Works by Dillon are in the Russian Museum , the State Museum of Urban Sculpture and the Pushkin House in St. Petersburg, the Mining Museum of the State Mining University of St. Petersburg and the Tretyakov Gallery in Moscow . In 2010, on the occasion of Dillon's 150th birthday, an exhibition of Dillon's works took place in St.
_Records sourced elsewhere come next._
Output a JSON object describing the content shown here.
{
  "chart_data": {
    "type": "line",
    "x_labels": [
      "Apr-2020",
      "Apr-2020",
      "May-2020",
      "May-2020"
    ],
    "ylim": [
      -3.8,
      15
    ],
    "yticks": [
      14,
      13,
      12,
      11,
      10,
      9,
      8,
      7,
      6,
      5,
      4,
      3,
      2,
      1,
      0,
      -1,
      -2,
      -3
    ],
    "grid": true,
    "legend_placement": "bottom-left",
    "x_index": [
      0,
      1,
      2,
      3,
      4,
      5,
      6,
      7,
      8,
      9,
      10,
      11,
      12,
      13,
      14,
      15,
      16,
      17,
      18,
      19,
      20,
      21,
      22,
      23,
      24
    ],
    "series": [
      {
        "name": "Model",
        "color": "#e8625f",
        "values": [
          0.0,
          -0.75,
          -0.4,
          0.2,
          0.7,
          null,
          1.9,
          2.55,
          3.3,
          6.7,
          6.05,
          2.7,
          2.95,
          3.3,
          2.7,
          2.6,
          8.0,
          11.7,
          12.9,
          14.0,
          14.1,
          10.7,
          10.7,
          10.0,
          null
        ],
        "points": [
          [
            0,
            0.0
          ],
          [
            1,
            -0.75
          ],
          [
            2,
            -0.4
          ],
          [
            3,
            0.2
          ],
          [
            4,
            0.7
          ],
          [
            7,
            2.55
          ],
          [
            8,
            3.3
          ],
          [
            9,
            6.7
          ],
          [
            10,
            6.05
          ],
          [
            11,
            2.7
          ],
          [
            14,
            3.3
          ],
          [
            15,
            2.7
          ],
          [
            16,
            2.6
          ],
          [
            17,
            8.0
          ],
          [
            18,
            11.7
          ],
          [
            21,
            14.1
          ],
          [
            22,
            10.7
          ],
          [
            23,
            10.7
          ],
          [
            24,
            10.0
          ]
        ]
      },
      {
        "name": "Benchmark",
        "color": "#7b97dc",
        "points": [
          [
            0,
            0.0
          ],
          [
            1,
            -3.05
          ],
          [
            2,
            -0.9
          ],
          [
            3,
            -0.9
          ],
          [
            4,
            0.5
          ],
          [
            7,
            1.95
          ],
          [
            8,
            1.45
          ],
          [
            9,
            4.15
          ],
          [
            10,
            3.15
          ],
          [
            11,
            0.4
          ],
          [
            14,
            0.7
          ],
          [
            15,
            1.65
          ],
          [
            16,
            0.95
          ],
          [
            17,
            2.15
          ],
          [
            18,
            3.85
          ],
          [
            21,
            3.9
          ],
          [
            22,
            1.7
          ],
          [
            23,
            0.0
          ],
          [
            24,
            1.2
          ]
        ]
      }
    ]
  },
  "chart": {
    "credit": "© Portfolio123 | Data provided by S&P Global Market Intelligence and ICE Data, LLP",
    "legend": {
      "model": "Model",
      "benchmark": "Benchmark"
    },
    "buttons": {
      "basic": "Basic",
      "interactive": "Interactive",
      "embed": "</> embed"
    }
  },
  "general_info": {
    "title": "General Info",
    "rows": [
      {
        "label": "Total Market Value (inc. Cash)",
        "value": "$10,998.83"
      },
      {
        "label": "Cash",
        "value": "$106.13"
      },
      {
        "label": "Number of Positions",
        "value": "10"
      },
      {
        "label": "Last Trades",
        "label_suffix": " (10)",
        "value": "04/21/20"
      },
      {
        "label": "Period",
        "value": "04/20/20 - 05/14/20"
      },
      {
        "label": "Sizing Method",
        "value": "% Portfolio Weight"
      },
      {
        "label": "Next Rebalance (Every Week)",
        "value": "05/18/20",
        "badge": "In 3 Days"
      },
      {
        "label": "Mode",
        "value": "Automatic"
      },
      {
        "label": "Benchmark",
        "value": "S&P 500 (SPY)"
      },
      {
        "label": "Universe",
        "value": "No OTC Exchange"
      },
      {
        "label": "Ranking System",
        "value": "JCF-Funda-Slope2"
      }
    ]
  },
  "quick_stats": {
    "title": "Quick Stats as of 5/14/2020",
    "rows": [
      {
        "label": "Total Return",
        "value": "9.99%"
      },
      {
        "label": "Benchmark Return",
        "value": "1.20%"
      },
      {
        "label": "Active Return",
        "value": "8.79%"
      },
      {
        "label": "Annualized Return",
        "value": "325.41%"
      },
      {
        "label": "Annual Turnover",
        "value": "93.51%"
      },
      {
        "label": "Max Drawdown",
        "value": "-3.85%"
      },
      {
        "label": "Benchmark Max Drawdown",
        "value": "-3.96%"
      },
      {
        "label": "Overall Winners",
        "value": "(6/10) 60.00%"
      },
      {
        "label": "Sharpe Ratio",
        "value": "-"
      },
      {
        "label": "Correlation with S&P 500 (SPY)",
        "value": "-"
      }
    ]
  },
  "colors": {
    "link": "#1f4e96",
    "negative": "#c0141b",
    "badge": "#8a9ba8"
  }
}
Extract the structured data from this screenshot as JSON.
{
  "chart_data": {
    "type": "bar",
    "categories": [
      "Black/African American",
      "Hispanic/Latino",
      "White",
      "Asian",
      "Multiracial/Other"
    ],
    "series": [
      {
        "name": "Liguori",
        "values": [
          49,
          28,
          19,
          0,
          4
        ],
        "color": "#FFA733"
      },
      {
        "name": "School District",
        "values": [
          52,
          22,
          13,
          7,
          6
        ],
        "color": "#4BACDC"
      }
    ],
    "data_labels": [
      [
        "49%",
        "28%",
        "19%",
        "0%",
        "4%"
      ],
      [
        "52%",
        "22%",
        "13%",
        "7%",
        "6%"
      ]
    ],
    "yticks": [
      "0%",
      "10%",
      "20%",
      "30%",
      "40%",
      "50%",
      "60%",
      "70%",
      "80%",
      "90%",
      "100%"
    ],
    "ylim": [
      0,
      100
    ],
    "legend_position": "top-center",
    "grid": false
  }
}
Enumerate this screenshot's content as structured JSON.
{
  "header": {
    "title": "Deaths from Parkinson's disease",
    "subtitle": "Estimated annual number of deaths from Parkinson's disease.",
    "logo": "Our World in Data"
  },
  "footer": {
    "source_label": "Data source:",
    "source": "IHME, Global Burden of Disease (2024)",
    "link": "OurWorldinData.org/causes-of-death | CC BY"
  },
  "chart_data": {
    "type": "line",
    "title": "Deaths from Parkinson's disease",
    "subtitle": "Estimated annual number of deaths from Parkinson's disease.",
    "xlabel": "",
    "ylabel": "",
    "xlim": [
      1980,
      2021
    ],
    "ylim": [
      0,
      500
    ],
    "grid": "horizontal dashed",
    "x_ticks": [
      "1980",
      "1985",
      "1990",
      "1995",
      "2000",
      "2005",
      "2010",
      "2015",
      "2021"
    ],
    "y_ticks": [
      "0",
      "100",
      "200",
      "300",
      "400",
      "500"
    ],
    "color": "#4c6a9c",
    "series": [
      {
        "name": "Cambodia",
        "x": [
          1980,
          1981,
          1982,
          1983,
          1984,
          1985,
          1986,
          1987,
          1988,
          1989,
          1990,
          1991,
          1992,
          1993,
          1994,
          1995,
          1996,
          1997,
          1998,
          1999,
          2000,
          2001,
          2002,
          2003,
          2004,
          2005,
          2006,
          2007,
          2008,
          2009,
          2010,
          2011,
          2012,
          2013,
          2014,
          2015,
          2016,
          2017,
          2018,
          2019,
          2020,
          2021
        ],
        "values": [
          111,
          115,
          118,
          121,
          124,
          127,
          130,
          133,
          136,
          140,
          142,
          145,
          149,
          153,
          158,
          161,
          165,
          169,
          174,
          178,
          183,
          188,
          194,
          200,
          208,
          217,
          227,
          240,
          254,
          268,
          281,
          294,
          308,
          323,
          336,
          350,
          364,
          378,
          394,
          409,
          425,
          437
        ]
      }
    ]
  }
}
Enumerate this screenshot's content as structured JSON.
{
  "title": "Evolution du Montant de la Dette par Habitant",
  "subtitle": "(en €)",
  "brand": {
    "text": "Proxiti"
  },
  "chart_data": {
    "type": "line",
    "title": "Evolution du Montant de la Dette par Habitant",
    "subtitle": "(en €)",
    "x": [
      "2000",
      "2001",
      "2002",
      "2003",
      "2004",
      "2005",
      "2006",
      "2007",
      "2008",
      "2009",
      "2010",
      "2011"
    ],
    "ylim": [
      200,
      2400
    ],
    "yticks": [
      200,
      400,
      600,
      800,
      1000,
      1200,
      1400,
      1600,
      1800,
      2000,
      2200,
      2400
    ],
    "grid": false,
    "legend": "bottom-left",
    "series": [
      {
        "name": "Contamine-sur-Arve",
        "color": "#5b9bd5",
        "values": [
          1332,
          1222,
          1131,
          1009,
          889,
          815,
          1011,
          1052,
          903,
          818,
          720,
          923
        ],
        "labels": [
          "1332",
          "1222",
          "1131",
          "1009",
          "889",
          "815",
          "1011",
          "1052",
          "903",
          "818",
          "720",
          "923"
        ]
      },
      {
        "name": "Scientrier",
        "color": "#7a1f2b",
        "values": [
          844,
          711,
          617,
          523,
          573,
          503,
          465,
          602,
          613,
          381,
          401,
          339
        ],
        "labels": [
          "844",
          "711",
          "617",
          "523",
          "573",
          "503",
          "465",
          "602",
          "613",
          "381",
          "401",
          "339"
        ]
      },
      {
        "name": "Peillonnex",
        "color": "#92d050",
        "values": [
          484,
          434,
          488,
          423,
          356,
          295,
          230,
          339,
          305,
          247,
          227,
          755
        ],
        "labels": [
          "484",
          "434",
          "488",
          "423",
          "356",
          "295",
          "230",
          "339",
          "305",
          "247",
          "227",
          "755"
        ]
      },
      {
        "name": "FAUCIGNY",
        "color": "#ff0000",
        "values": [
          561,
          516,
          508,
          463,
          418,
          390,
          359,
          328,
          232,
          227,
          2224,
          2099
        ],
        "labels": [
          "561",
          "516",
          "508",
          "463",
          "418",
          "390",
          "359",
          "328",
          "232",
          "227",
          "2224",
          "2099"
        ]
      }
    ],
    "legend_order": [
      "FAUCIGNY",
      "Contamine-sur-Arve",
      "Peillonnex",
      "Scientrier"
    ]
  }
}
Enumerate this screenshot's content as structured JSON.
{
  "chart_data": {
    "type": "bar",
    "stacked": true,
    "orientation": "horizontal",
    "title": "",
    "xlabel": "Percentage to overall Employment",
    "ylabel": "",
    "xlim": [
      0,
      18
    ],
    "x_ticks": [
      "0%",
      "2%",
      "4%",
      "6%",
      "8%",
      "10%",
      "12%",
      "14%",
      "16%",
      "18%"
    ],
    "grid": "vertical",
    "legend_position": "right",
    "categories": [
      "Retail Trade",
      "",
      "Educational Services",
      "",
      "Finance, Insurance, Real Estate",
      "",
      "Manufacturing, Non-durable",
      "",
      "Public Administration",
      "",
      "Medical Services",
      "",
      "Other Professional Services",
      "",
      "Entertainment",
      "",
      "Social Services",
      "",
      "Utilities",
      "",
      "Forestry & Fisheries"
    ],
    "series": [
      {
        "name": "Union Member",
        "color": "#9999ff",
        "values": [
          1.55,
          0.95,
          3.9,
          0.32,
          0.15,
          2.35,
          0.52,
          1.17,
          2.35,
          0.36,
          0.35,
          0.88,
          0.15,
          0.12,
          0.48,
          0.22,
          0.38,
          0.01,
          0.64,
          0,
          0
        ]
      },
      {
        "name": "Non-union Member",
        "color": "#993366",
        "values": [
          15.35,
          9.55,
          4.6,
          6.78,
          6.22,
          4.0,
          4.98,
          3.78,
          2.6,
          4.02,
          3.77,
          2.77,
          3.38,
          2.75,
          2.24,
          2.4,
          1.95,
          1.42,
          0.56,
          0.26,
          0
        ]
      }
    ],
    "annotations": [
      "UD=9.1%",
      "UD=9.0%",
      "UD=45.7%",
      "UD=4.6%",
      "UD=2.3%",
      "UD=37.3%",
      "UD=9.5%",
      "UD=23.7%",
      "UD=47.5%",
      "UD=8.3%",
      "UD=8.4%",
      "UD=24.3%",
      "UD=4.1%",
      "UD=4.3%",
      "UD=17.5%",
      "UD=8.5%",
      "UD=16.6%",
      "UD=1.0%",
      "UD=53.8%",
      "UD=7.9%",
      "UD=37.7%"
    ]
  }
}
Petersburg's Michaelsburg .

Works

Web links

Individual evidence

  1. a b c d e f g h Карпова Е .: Скульптор Мария Диллон . In: Наука и жизнь . No. 8 , 2020, p. 61-68 .
  2. a b c Долинина К .: Могилы, девы, огурцы . In: Коммерсант Санкт-Петербург . No. 52 , March 26, 2010 ( [1] [accessed August 19, 2020]).
  3. a b Коренев, Л .: Первая русская женщина-скульптор . In: Гудок . No. 37 , September 24, 2010 ( [2] [accessed August 19, 2020]).
  4. a b Лузина, О .: Мария Диллон: Где стол был яств, там гроб стоит . In: Фонтанка.Ру . March 24, 2010 ( [3] [accessed August 19, 2020]).
  5. ^ Nichols, KL: Women's Art at the World's Columbian Fair & Exposition, Chicago 1893 . ( [4] [accessed August 19, 2020]).
  6. The State Russian Museum / St Michael's Castle: Maria Dillon (accessed August 19, 2020).
  7. Karpova, Elena V. (contributor); Rytikova, Vera (Contributor); Petrova, Evgenija Nikolaevna (editor); Dillon, Marija L. (Illustrator): Marija Dillon: 1858 - 1932; k 150-letiju so dnja roždenija . Palace Ed., St. Petersburg, Bad Breisig 2009.